Oui, c’est vrai, j’aurais du mal à le nier, je parlais. Oui, je parlais – énooOormément même. Et moi, émoi, si je posais tant de questions, c’était pour essayer de comprendre. Pourquoi d’ailleurs cet emploi de l’imparfait quand le présent est toujours complètement d’actualité ? … Je m’interroge !

Pourquoi ceci et pourquoi cela ? Pourquoi ces comportements ? Pourquoi ces réactions ? Pourquoi ces enchaînements de circonstances ? Pourquoi ce qui paraît logique aux autres ne l’est-il pas pour moi et inversement ? Et pourquoi deux poids deux mesures ? Ah oui, alors ça, c’est… c’est incroyable, le coup du deux poids deux mesures ! Ça me sidère ! Je n’irai pas jusqu’à dire que cela me coupe le sifflet, mais pas loin… Et pourquoi ça change tout le temps ? Hein ? Hein ? Et qui décide ? Et en vertu de quoi ? Et selon quels critères ?

Que c’est compliqué de comprendre ! Est-ce seulement possible ?

Quand j’étais petite, en classe une de mes institutrices avait eu cette remarque que jamais je n’ai oubliée : « Si vous ne comprenez pas quelque chose, dites-le, je vous en prie, parce que vous n’êtes certainement pas la seule. Si vous, vous posez des questions, vous rendez service à celles qui n’ont pas compris non plus mais n’osent pas s’exprimer. En réalité vous rendez service à tout le monde parce que moi aussi cela m’aide : je comprends qu’il faut que j’essaie d’expliquer différemment. »

C’est bien toujours une question de compréhension, si… si je réfléchis bien.

Un autre exemple, plus récent. J’ai eu cette chance immense de travailler pendant plusieurs années, les plus belles de ma carrière, aux côtés d’un président d’exception, un grand ponte de la communication, une véritable pointure. Et cet homme d’envergure avait l’habitude et l’humilité de dire : « Si vous n’avez pas compris, c’est que j’ai mal expliqué. »

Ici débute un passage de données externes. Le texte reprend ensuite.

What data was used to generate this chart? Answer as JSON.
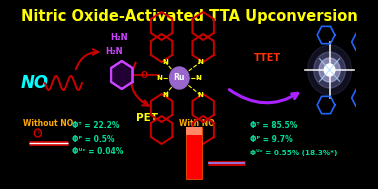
{
  "bg_color": "#000000",
  "title": "Nitric Oxide-Activated TTA Upconversion",
  "title_color": "#ffff00",
  "title_fontsize": 10.5,
  "no_label": "NO",
  "no_color": "#00ffff",
  "pet_label": "PET",
  "pet_color": "#ffff00",
  "ttet_label": "TTET",
  "ttet_color": "#ff3300",
  "ru_label": "Ru",
  "ru_color": "#cc88ff",
  "without_no_label": "Without NO",
  "without_no_color": "#ffaa00",
  "with_no_label": "With NO",
  "with_no_color": "#ffaa00",
  "phi_t1": "Φᵀ = 22.2%",
  "phi_p1": "Φᴾ = 0.5%",
  "phi_uc1": "Φᵁᶜ = 0.04%",
  "phi_t2": "Φᵀ = 85.5%",
  "phi_p2": "Φᴾ = 9.7%",
  "phi_uc2": "Φᵁᶜ = 0.55% (18.3%*)",
  "phi_color": "#00dd99",
  "h2n_color": "#cc44ff",
  "amine1": "H₂N",
  "amine2": "H₂N",
  "struct_color": "#cc0000",
  "n_color": "#ffff00",
  "o_color": "#cc0000"
}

Donc poser des questions, interroger, demander des précisions, et, corollaire évident pour moi, me remettre moi-même en questionsssss, eh bien je ne m’en suis jamais privée puisque quelques personnes dont l’avis m’importait m’incitaient à le faire.

Mais alors… les tôles que je me suis prises ! Les tôles que je me prends ! Encore une fois le présent est plus que jamais d’actualité bien que je me montre maintenant, mode pistantrophobie activé, un tout petit peu plus réservée, oh, juste un poilichou.

Oui, certaines réactions s’avèrent vraiment brutales parfois. Ce serait trop long à raconter, fastidieux aussi, j’imagine, et indiscret peut-être aussi d’entrer dans les détails. Mais en y réfléchissant puissamment – je sais, je n’arrête pas… –, j’en arrive à la conclusion que les personnes qui n’aiment pas les questions ni les demandes de précisions se répartissent en trois catégories. (Note : me voilà bien, moi qui déteste que l’on généralise, à essayer de sérier ces sujets-là !)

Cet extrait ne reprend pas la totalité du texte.